Si tuviera que empezar a escribir sobre nada en
particular trataría de no ser tan obvio al respecto. Es decir, intentaría
prolongar de forma sutil y orgánica la progresión del primer párrafo de forma
similar a cómo uno compra tiempo con el aire de las palabras vacías en alguna
presentación. Así, al poner en primera velocidad esa desconocida parte de mi
cerebro que se encarga de generar ideas, iría ganando algunos segundos mientras
subo la colina del vacío conceptual del escrito.
Lo hermoso de este cuasi mágico proceso es que
pocos segundos pueden ser suficientes para viajar distancias inimaginables
dentro de la elusiva temporalidad de la mente. Ahí dentro el tiempo no tiene
poder alguno, es tan inservible con un espejismo que se sabe falso. ¿De qué
sirve un oasis imaginario en medio del desierto cuando este no provee esperanza
alguna? Vivir sin tiempo es vivir sin miedo, sin añoranza, sin mentiras, sin
memorias. Lamentablemente también es vivir sin ritmo, sin progresión, sin la
motivación de lo fugaz. ¿Será ese el rol del tiempo? Lo detesto igual.
Cuando se escribe sobre nada –no sobre La nada-
es preferible generar imágenes a ideas. Las ideas pervierten sentimientos, son
reflexión lenta, merma de realidad. Las imágenes, en su falsedad y pretensión,
son más cercanas al sentimiento verdadero. Son engañosas también, traicioneras
incluso. Tristemente hemos olvidado lo que hay detrás de esas paredes de
espejos y, al encontrarnos perdidos en un laberinto carente de cualquier tipo
de trascendencia, no nos quedó más que empalmar fotografías de nuestro propio
reflejo una sobre la otra. Imágenes sobre imágenes. Una adicción moderna.
Los sentimientos han sido sofocados por la
idealización de ellos mismos. Es la impresión de vernos, a través de ojos
imaginarios, ejecutando esas acciones aparentemente significativas lo que
consumimos en esta abrumadora pos-modernidad. Nos alimentamos de las mismas
ideas que supuestamente generamos. ¿Cómo puede alguien nutrirse solo de
regurgitación? Es imposible, por eso el vacío se ha vuelto invisible y gigantesco.
Hemos nublado nuestros sentidos con el reflejo de un sol falso. Salimos de
noche en busca de reflectores gigantes al tiempo que ignoramos cientos de luciérnagas
que vuelan hacia la muerte en nuestros enlamados estanques.

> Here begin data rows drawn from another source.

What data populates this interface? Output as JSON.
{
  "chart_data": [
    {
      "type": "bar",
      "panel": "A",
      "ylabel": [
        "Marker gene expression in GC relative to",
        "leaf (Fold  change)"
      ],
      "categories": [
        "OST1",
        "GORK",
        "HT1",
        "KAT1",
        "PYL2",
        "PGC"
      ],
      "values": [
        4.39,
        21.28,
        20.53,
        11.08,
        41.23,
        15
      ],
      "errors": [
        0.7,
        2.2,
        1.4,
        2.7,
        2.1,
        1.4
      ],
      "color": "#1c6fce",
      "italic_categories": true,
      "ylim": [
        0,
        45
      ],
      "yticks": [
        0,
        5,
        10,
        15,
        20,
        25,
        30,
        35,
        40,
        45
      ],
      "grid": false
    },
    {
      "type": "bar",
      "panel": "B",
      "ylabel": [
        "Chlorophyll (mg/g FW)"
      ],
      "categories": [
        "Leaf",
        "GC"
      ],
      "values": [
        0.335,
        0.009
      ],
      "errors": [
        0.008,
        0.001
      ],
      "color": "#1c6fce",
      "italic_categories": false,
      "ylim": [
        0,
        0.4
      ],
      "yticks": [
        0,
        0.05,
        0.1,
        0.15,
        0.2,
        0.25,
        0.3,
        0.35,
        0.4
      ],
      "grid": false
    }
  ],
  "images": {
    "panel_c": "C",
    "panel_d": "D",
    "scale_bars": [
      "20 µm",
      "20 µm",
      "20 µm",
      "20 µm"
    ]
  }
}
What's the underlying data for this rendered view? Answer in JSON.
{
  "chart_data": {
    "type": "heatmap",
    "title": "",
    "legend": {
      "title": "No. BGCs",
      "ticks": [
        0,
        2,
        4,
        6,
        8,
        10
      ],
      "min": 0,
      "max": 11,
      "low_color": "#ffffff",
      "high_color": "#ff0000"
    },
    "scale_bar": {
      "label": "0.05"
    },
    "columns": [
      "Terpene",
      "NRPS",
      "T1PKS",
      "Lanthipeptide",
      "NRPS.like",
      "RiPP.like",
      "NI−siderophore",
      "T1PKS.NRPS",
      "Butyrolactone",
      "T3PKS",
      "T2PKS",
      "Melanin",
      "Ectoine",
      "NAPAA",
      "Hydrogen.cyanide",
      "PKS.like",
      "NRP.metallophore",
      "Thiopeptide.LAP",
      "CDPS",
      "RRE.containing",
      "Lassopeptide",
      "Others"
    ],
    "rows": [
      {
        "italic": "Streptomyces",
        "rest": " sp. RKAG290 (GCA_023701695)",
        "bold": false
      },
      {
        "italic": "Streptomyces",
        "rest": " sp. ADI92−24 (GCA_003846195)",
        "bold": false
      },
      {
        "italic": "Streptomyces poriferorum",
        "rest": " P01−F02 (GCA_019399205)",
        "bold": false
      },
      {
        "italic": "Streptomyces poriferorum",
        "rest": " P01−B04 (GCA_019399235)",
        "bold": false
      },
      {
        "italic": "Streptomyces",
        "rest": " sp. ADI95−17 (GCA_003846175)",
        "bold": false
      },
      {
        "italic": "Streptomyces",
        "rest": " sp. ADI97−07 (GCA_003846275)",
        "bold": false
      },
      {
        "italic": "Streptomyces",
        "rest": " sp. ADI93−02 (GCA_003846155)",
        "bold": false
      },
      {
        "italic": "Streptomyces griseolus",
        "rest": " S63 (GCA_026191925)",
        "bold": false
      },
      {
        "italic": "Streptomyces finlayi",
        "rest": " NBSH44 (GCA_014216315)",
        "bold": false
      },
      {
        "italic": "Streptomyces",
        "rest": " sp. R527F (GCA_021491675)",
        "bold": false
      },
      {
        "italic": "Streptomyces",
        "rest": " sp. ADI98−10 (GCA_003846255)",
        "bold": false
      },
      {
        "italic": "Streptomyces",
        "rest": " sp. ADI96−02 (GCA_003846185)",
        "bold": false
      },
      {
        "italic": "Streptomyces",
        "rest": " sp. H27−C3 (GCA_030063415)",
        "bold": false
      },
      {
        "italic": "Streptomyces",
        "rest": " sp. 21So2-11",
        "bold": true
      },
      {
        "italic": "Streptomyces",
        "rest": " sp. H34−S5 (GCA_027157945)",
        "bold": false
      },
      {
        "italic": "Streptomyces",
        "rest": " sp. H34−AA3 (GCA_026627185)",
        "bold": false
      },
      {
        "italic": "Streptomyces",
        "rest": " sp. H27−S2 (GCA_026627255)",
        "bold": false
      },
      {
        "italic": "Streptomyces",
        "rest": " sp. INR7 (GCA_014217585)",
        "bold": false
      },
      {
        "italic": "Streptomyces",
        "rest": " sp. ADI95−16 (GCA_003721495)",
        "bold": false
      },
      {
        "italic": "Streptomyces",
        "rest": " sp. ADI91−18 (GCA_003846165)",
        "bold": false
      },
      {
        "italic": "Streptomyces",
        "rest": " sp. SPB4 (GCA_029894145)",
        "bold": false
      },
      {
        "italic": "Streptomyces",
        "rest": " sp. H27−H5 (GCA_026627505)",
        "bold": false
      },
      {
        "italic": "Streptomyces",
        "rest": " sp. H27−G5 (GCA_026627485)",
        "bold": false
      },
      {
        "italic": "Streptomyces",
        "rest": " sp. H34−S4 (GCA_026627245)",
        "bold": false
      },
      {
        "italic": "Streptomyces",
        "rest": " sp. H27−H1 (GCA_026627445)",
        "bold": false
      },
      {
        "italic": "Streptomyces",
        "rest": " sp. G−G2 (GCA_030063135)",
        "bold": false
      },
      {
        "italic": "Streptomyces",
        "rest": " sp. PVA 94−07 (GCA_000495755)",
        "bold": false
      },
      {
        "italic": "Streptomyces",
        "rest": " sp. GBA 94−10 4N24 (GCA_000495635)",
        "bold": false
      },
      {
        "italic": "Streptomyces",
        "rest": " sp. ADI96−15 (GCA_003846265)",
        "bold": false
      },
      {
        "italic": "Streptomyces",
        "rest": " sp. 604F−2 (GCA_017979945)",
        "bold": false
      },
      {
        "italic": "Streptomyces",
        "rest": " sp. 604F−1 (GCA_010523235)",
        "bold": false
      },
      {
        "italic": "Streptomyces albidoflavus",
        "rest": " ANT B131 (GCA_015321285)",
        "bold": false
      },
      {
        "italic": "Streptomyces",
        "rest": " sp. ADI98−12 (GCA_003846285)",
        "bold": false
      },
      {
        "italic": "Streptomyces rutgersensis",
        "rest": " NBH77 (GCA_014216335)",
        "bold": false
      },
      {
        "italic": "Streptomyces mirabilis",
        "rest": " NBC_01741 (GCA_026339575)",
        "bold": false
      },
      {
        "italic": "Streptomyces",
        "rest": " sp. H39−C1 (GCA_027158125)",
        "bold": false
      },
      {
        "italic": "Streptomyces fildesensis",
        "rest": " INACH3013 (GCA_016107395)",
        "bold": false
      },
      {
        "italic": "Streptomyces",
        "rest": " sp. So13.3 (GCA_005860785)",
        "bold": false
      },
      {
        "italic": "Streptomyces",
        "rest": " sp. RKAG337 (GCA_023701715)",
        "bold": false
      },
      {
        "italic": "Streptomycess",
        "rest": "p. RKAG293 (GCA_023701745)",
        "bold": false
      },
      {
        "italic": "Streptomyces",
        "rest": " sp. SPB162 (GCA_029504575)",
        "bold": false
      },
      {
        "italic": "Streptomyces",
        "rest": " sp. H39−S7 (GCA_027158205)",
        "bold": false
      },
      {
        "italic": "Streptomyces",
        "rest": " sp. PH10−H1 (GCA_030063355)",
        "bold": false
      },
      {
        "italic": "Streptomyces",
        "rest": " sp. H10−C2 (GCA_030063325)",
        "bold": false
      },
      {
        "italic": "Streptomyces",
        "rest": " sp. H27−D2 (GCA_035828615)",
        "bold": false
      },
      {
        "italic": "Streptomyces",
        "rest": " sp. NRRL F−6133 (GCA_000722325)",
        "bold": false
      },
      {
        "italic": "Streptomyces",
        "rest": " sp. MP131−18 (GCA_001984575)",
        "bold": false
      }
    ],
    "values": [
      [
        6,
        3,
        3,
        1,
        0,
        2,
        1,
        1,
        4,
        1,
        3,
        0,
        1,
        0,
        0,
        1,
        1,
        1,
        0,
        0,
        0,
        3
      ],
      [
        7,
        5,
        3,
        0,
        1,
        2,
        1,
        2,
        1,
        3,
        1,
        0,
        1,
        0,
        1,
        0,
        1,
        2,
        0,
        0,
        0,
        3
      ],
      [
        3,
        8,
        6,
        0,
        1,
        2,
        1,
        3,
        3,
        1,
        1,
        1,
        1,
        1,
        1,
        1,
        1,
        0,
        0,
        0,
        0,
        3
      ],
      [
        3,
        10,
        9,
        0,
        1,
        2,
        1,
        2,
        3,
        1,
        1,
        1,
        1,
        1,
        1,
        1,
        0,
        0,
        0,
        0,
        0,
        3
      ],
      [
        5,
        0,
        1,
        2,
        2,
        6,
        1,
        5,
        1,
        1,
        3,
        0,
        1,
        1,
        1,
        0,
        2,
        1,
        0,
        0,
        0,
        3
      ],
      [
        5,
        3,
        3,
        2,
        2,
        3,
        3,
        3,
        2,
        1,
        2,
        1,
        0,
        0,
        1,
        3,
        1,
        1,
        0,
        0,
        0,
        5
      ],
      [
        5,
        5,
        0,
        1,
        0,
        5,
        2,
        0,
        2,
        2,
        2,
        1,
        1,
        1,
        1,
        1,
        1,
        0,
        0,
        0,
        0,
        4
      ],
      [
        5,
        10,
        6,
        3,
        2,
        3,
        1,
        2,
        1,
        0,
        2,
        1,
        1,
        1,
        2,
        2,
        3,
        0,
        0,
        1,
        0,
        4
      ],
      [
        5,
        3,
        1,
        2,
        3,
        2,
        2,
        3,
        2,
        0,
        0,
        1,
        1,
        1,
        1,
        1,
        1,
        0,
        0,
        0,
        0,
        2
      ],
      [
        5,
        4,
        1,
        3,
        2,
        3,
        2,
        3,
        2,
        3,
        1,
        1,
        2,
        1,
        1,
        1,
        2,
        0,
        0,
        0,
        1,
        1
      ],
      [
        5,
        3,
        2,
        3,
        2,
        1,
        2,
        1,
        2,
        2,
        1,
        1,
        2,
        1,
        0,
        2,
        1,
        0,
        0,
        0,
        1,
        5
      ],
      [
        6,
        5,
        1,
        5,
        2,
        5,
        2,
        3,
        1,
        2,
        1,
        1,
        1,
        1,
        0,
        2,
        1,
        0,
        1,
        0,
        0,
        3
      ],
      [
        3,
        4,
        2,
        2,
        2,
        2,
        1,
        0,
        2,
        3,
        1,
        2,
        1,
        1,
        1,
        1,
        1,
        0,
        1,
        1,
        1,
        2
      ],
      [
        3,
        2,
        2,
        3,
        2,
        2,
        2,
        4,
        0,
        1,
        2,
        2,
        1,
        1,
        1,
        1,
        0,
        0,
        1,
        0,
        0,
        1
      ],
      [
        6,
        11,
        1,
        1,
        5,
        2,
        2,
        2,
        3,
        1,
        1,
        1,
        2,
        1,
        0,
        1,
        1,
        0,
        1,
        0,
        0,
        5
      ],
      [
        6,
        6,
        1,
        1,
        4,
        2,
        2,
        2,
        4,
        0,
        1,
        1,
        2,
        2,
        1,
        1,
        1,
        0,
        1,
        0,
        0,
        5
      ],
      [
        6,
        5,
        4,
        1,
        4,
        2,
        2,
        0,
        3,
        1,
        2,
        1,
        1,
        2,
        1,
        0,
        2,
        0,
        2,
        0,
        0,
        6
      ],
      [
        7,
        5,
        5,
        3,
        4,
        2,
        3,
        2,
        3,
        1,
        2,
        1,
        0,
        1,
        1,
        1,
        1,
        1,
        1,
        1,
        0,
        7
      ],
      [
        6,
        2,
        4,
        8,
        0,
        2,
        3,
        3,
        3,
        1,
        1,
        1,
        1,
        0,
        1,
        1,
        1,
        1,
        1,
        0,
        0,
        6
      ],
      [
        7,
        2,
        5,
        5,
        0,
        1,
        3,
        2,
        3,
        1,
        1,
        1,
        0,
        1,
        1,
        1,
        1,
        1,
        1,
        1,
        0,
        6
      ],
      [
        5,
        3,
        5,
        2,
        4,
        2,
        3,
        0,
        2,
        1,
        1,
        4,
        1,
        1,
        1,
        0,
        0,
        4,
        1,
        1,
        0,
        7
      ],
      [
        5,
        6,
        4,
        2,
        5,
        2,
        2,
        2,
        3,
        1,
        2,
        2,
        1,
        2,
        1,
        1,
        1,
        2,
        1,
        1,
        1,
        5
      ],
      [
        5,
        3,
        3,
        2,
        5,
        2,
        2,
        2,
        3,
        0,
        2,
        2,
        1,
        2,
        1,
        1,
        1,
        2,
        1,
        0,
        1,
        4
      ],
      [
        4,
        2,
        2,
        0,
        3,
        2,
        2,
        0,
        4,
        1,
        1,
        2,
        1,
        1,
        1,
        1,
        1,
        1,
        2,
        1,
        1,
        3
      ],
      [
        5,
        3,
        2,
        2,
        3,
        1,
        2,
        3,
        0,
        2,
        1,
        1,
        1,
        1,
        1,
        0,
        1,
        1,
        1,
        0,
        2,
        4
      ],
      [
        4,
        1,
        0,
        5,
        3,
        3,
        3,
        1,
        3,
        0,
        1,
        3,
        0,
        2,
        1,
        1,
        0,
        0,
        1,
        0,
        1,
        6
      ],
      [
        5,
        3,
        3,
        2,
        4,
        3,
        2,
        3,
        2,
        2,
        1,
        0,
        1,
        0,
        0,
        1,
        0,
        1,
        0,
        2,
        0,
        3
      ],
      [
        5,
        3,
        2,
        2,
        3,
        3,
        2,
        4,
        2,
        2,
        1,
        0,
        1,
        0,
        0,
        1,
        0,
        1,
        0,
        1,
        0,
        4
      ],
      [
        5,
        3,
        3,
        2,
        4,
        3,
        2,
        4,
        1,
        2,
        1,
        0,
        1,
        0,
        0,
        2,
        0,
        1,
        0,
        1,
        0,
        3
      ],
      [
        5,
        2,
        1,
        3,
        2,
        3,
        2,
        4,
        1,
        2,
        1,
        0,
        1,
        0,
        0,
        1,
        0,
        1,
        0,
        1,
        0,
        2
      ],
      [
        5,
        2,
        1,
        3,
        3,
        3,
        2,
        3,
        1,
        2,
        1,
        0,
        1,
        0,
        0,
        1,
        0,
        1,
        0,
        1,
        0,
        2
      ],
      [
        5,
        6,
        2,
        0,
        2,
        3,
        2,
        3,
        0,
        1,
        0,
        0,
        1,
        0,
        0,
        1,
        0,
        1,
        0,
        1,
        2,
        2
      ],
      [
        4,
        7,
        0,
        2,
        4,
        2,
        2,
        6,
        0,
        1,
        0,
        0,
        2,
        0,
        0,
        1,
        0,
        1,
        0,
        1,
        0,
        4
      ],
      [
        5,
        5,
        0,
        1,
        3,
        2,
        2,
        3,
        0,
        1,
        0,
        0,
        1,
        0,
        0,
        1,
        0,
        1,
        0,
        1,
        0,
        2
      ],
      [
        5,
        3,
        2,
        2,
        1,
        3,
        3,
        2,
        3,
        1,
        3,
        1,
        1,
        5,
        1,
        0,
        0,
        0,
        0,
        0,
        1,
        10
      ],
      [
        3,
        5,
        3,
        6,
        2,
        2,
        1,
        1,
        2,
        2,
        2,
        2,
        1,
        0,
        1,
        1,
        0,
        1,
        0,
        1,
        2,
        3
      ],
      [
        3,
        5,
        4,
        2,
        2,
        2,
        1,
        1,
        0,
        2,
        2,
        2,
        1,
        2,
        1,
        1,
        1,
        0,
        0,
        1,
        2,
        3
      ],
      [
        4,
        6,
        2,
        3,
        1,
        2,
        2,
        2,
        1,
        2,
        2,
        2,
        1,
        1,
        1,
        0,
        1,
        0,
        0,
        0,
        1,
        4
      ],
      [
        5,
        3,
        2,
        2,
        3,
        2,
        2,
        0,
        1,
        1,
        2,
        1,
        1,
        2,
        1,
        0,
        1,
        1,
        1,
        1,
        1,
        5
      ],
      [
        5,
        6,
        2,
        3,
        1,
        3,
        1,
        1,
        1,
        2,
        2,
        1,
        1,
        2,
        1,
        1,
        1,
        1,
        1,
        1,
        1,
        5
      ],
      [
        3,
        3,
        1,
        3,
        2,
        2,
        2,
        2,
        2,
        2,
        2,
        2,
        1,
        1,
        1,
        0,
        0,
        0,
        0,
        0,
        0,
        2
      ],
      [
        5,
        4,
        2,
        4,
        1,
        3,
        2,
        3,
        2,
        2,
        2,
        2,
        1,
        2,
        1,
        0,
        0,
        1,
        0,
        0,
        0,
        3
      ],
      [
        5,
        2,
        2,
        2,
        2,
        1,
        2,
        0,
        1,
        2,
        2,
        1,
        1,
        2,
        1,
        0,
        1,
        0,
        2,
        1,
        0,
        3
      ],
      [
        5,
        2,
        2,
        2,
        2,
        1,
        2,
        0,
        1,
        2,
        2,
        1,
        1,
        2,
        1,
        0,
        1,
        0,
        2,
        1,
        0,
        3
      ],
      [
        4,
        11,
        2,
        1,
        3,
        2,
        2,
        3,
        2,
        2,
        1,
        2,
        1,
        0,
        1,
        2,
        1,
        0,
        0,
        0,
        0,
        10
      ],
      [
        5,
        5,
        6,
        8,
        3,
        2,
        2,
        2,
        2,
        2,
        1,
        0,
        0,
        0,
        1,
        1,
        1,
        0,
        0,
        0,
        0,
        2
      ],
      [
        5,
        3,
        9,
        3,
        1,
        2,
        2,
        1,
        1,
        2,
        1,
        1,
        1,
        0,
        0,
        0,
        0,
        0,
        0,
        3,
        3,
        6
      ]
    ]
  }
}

Destrucción es una palabra que levanta temores
y despierta sospechas, se le cuestiona como se debería cuestionar a todo lo que
la precede. Pero su poder no es coincidencia y su momento jamás fue tan obvio.
No se puede razonar con los reflejos, pues son fantasmas necios y obstinados.
Cerrar los ojos ante nuestras rejas de cristal es igual de infructuoso –sin mencionar
lo aburrido de la actividad. Hay que recordar (en esa potencial falsedad de las
memorias) aquellos sentimientos creadores de imágenes verdaderas. Ahí descansa
el contenido estético que produce la realidad misma y no ésta triste emulación
de nuestros tiempos.
Destruyamos pues esos espejos; pues solo una
violencia sana ante la esterilidad de nuestros anhelos modernos puede
revocarnos a esas visiones que no dejan dormir; a esa angustia sana que nos
permite soñar. Cerrar los ojos tiene que ser emocionante, ser un espectáculo.
Replicar la belleza y espontaneidad de las galaxias es una habilidad que hemos
olvidado con el tiempo. ¿Por qué negar nuestra semejanza a las estrellas y los
cometas? ¿Acaso no estamos hechos de lo mismo?
Somos imagen y semejanza, no de un Dios
todopoderoso y de ambiguo obrar, sino de un Universo que se replica
infinitamente no solo hacia el espacio; sino en la pequeñez abismal e infinita
de nuestro colectivo celular; en el espacio interior, en sus ciclos, en sus
ritmos, en su recurrente replicar de formas, colores y figuras. Las chispas de
luz que destellan al parpadear no son más que lágrimas de un Universo olvidado.
Un Universo que hemos decidido olvidar.